Not qualified to talk mangle or routing but I would simplify those dst nat rules some.

/ip firewall nat
add action=dst-nat chain=dstnat dst-port=80,443,881 in-interface=eth1_ISP1
protocol=tcp to-addresses=192.168.0.254
add action=dst-nat chain=dstnat dst-port=554,8000,8083 in-interface=eth1_ISP1
protocol=tcp to-addresses=192.168.0.19
add action=dst-nat chain=dstnat dst-port=555,8001,8084 in-interface=eth1_ISP1
protocol=tcp to-addresses=192.168.0.20 to-ports=555
add action=dst-nat chain=dstnat dst-port=8003 in-interface=eth1_ISP1
protocol=tcp to-addresses=192.168.0.75
add action=dst-nat chain=dstnat dst-port=8103,8185 in-interface=eth1_ISP1
protocol=tcp to-addresses=192.168.0.236
add action=dst-nat chain=dstnat comment=“nms monitor” dst-port=8080
in-interface=eth1_ISP1 protocol=tcp to-addresses=192.168.0.7
to-ports=80

Disabled rules

add action=dst-nat chain=dstnat disabled=yes dst-port=8307 in-interface=
eth1_ISP1 protocol=tcp to-addresses=172.16.172.101
add action=dst-nat chain=dstnat disabled=yes dst-address-list=“” dst-port=
35265 in-interface=eth1_ISP1 log=yes protocol=tcp to-addresses=
172.16.172.2 to-ports=23

cannot connect to mikrotik from outside in this conf also

Your mangle rules are extremely detailed and complex, some of them are redundant, and there are even mistakes compensated by other mistakes.

If you want to use WAN redundancy together with load distribution, I’d recommend to assign the connection marks only when processing packets coming in via WAN and translate connection marks to routing marks enforcing a route through a single WAN (no backup route through the other WAN for them).

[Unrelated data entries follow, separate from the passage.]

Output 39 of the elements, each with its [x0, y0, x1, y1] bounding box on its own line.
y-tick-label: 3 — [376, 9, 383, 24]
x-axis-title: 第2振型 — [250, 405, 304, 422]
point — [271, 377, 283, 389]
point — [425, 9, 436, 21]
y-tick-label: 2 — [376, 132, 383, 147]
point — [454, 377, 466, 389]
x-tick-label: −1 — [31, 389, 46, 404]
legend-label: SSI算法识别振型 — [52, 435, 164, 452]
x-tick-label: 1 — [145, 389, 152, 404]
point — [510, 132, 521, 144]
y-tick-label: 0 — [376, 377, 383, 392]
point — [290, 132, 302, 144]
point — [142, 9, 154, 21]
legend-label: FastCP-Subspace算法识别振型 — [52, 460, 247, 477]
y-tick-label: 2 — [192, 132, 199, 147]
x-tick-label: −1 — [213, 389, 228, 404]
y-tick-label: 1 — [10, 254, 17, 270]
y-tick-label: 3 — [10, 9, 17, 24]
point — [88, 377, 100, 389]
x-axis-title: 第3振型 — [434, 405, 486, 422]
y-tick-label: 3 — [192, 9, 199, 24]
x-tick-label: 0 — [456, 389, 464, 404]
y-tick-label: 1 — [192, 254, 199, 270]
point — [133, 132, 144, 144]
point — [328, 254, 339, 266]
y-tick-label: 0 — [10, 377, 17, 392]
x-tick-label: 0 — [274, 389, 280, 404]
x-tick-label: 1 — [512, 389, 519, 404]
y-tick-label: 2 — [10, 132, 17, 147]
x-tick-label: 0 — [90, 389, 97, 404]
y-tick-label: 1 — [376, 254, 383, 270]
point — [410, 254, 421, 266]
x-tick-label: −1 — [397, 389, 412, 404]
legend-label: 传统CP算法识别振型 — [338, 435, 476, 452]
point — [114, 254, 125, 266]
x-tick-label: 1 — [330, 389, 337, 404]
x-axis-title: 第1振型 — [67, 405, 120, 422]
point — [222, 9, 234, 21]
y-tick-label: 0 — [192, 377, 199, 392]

When NAT is involved, a failure of a WAN path breaks any connections established through that path anyway, so there is no point in using a backup route for mid-connection packets. The redundancy consists in giving the first packet of a LAN-originated connection a chance to take a backup route if the primary one is down. The connection mark is only assigned to LAN-originated connections when the first response packet arrives, sticking that connection to its actually used WAN path.

So there would be four routing tables in total:

/ip route

add routing-mark=only-WAN1 gateway=wan1.virtual.gateway.ip

add routing-mark=only-WAN2 gateway=wan2.virtual.gateway.ip

add routing-mark=prefer-WAN1 gateway=wan1.virtual.gateway.ip
add routing-mark=prefer-WAN1 gateway=wan2.virtual.gateway.ip distance=2

add routing-mark=prefer-WAN2 gateway=wan2.virtual.gateway.ip
add routing-mark=prefer-WAN2 gateway=wan1.virtual.gateway.ip distance=2

The mangle rules would look as follows:

/ip firewall mangle

add chain=prerouting connection-mark=no-mark action=jump jump-target=mark-pre
add chain=prerouting src-address-list=LAN connection-mark=use-WAN1 action=mark-routing new-routing-mark=only-WAN1 passthrough=no
add chain=prerouting src-address-list=LAN connection-mark=use-WAN2 action=mark-routing new-routing-mark=only-WAN2

add chain=output connection-mark=use-WAN1 action=mark-routing new-routing-mark=only-WAN1 passthrough=no
add chain=output connection-mark=use-WAN2 action=mark-routing new-routing-mark=only-WAN2

add chain=mark-pre in-interface=WAN1 action=mark-connection new-connection-mark=use-WAN1
add chain=mark-pre in-interface=WAN2 action=mark-connection new-connection-mark=use-WAN2
add chain=mark-pre connection-mark=!no-mark action=return
add chain=mark-pre …conditions selecting traffic which has to use of WAN1 no matter what… action=mark-routing new-routing-mark=only-WAN1 passthrough=no
add chain=mark-pre …conditions selecting traffic which has to use of WAN2 no matter what… action=mark-routing new-routing-mark=only-WAN2 passthrough=no
add chain=mark-pre nth=2,1 action=mark-routing new-routing-mark=prefer-WAN1 passthrough=no
add chain=mark-pre action=mark-routing new-routing-mark=prefer-WAN2 passthrough=no

A rule with nth=2,1 matches on every second packet it gets; only initial packets of LAN->WAN connections which are free to use any WAN make it to that rule. Initial packets of LAN->WAN connections which are ignored by that rule get processed by the next one.